Ceci étant dit, l'équipe de Tamron a été très sympathique. Le rendez-vous était pris avec Michiko Chiyoda, la directrice marketing mais vu mes questions techniques (j'étais en effet assez curieux de découvrir comment on conçoit un objectif), elle est promptement allée chercher Satoshi Todani, le directeur du département technique. Je remercie Marc Hourrier (Tamron France) d'avoir organisé la rencontre, je mesure les difficultés qu'il a dû traverser. J'ai trouvé la rencontre à la fois fort intéressante, elle m'a permis de comprendre que l'élaboration d'un objectif est plus compliquée qu'on ne le lit parfois et en même temps frustrante pour les raisons évoquées ci-avant. Il faut qu'on monte tout ça et je vous le diffuse (avec les mises en garde habituelles).

Puisque nous étions sur place, on en a profité pour faire le tour de la foire, voir le prototype de l'Olympus Micro 4/3 (qui, contrairement au Panasonic G1, donne l'impression qu'Olympus a une vision pour ce format) et celui du Leica S (énorme, surtout comparé au prototype du premier Leica 35mm), retrouver quelques visages connus et rencontrer le responsable de Nikon Belgique.

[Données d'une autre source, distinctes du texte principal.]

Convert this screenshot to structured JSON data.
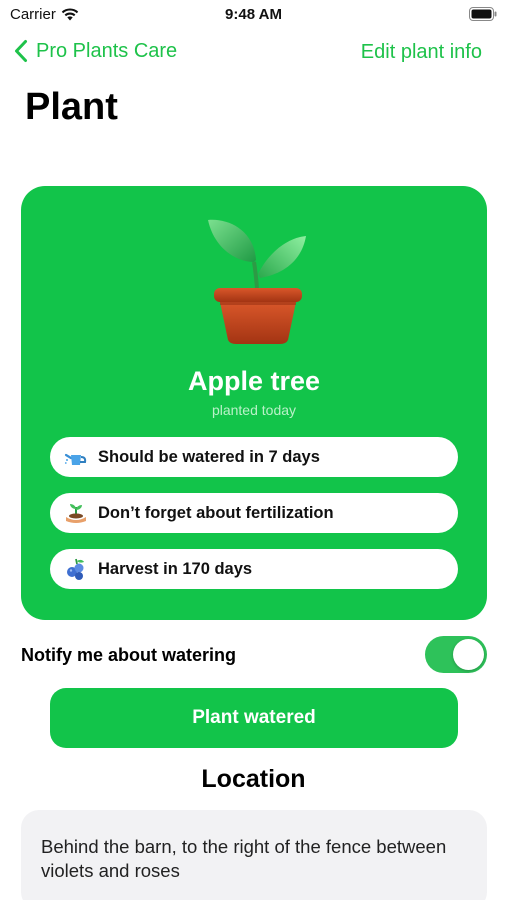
{
  "status_bar": {
    "carrier": "Carrier",
    "time": "9:48 AM"
  },
  "nav": {
    "back_label": "Pro Plants Care",
    "edit_label": "Edit plant info"
  },
  "page": {
    "title": "Plant"
  },
  "plant_card": {
    "name": "Apple tree",
    "subtitle": "planted today",
    "background_color": "#12c44a",
    "reminders": [
      {
        "icon": "watering-can-icon",
        "text": "Should be watered in 7 days"
      },
      {
        "icon": "seedling-hand-icon",
        "text": "Don’t forget about fertilization"
      },
      {
        "icon": "berries-icon",
        "text": "Harvest in 170 days"
      }
    ]
  },
  "notify": {
    "label": "Notify me about watering",
    "enabled": true
  },
  "actions": {
    "primary_label": "Plant watered"
  },
  "location": {
    "title": "Location",
    "text": "Behind the barn, to the right of the fence between violets and roses"
  },
  "colors": {
    "accent": "#1ec24a",
    "card": "#12c44a",
    "toggle_on": "#2ec25a",
    "location_bg": "#f2f2f4"
  }
}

On a essayé pas mal d'objectifs aussi, en commençant la journée, fort logiquement, par les nouveautés Tamron 18-270mm et 10-24mm. Une démo de la stabilisation du premier était tout à fait impressionnante mais j'étais plus attiré par le 10-24mm qui me semble ouvrir un champ plus créatif. Difficile d'être catégorique dans cet environnement mais les déformations semblaient bien contenues.
Après midi, j'ai essayé le Nikkor 50mm ultra-lumineux.
Et juste avant de repartir les nouveaux Lensbaby. Le concept me laisse toujours perplexe mais, si vous aimez cela, le nouveau composer est plus simple d'emploi.

J'ai aussi rencontré Valery Landon, auditeur de longue date, qui m'a présenté Bibble 5. La dernière version d'un des plus vieux dérawtiseur et la grande nouveauté c'est une gestion de bibliothèque. L'annonce est passé inaperçue à côté de l'annonce de CS4 mais je me réjouis de voir le marché des dérawtiseurs s'élargir. Loin de les tuer, comme je l'ai craint au début, Lightroom dynamise ce marché.